Each generation brings a new approach to the art of management. Generation Y — more commonly called the Millennial generation — is no different. Well, actually they are different in key aspects, and that turns out to be a positive thing in many cases.
In the past few years, Millennials (generally identified as those born between 1981 and 1996) have become the largest segment of the U.S. population and now represent the largest portion of the U.S. workforce. They are on their way to becoming the biggest force in management today, leaving the Boomers and Gen Xers in their dust. So, what exactly do people in their 20s and early 30s bring to the world of management? Here are a few trends:
A shift in measuring employee performance. Research shows that Millennial managers are more likely to measure employee performance not by how many hours are spent in the office but by key performance metrics and hard data. This age group definitely embraces the idea of work-life balance and the “work smarter, not harder” mantra. As a group, Millennials also are much more open to and desire flexible working arrangements — including telecommuting.
An understanding of Millennial workers. Millennial managers know that many young adults want regular feedback and do not want to wait for a yearly performance review to hear how they’re doing. Providing feedback early and often is a great idea with any age group!
Technology savvy. Millennials are significantly more tech-savvy than their older counterparts, both as innovators and consumers. Millennials are the only generation to have grown up with social media.
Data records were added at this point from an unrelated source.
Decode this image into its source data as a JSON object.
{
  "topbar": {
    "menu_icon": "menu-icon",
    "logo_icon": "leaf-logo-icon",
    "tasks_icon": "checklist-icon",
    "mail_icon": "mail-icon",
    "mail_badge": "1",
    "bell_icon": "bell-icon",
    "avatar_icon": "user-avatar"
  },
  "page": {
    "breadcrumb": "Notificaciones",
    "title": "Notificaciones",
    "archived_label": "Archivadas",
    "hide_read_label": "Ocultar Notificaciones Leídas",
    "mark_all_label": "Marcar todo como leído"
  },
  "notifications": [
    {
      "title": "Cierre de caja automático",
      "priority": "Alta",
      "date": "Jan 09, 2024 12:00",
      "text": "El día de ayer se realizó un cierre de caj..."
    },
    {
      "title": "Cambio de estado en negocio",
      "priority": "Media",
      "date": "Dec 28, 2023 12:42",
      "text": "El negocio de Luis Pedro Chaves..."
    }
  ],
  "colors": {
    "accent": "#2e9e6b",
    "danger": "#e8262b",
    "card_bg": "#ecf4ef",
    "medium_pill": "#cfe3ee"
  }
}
Social media is now a powerful marketing tool for businesses. Many Millennials know the ins and outs of multiple social platforms.
Enthusiasm. Studies show that Millennials are more enthusiastic about their jobs than are Baby Boomers and Gen Xers. When leaders are enthusiastic, it instills a positive workplace culture that trickles down to the entire staff.
In the end, generational stereotypes are just that — broad generalizations. Get to know each potential employee and keep an open mind to what they can bring to the table.